Posted: Thurs., Jul. 30, 1998

Clooney joins Soderbergh team

Duo running with 'Leatherheads' for U

By DAN COX

George Clooney and director Steven Soderbergh, who teamed for the first time on Universal's "Out of Sight," will reunite on the 1920s football romantic comedy "Leatherheads" for the studio.

Soderbergh will helm from a script he developed five years ago with writers Duncan Brantley and Rick Reilly.

Producers are Sydney Pollack through his Mirage Enterprises and Robert Newmyer through Outlaw Prods.

U is hoping to get the project into production by March. Clooney will finish up "Three Kings" for Warner Bros. and continue on television's "ER." Soderbergh is in pre-production on "The Limey" for Artisan Entertainment.

Clooney had been loosely attached to "Leatherheads" (Daily Variety, July 10), but committed after Soderbergh signed on a second time. The director had been on the pic with Brantley and Reilly scripting in the early 1990s, but left over casting conflicts.

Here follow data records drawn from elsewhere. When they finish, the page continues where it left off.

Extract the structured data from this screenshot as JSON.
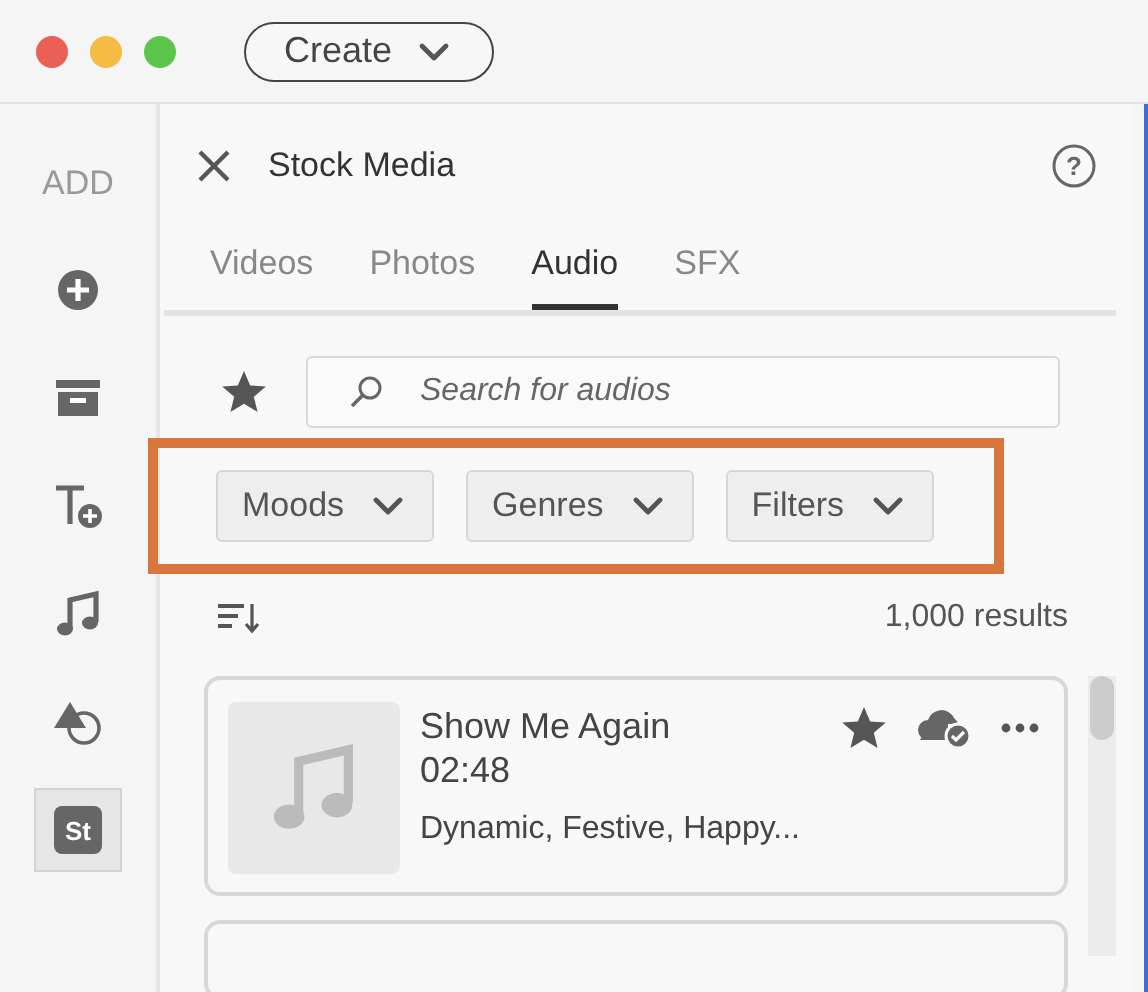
{
  "toolbar": {
    "create_button": "Create"
  },
  "sidebar": {
    "heading": "ADD",
    "items": [
      {
        "kind": "add",
        "selected": false
      },
      {
        "kind": "archive",
        "selected": false
      },
      {
        "kind": "text",
        "selected": false
      },
      {
        "kind": "music",
        "selected": false
      },
      {
        "kind": "shapes",
        "selected": false
      },
      {
        "kind": "stock",
        "label": "St",
        "selected": true
      }
    ]
  },
  "panel": {
    "title": "Stock Media",
    "help": "?",
    "tabs": [
      {
        "label": "Videos",
        "selected": false
      },
      {
        "label": "Photos",
        "selected": false
      },
      {
        "label": "Audio",
        "selected": true
      },
      {
        "label": "SFX",
        "selected": false
      }
    ],
    "search": {
      "placeholder": "Search for audios"
    },
    "filters": [
      "Moods",
      "Genres",
      "Filters"
    ],
    "results": "1,000 results",
    "tracks": [
      {
        "title": "Show Me Again",
        "duration": "02:48",
        "tags": "Dynamic, Festive, Happy..."
      }
    ]
  }
}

Universal resurrected the project with Jonathan Mostow directing and Jon Favreau scripting. But they drafted a more serious rendition of the project as a potential epic in the "Braveheart" vein.

When Clooney came on board, he read the Soderbergh version after the pair had made "Out of Sight," and decided he preferred the comedy.

Pic takes place during the early years of professional football in the 1920s. Story follows an aging footballer (Clooney) who convinces a young college star to dump his school and play in the pros.

"Bottom line is that if George and I had not had such a good experience on 'Out of Sight,' and if Universal hadn't been happy with the rest, none of this would have happened," Soderbergh said.

Clooney compared Soderbergh's approach to the style of a Howard Hawks pic. "It's got a great romance between the guy and the girl against this beginning-of-football backdrop," Clooney said.

"Steven has a dry sense of humor. He's evil is what he is. As often as you can do a movie with guys like that, do it," he added.

Clooney's feature credits include "Batman and Robin," "Peacemaker" and a cameo in the upcoming "The Thin Red Line."

Soderbergh won the Cannes Film Festival's top prize in 1989 with "sex, lies and videotape." His other films include "King of the Hill" "Kafka," "Schizopolis" and "Gray's Anatomy."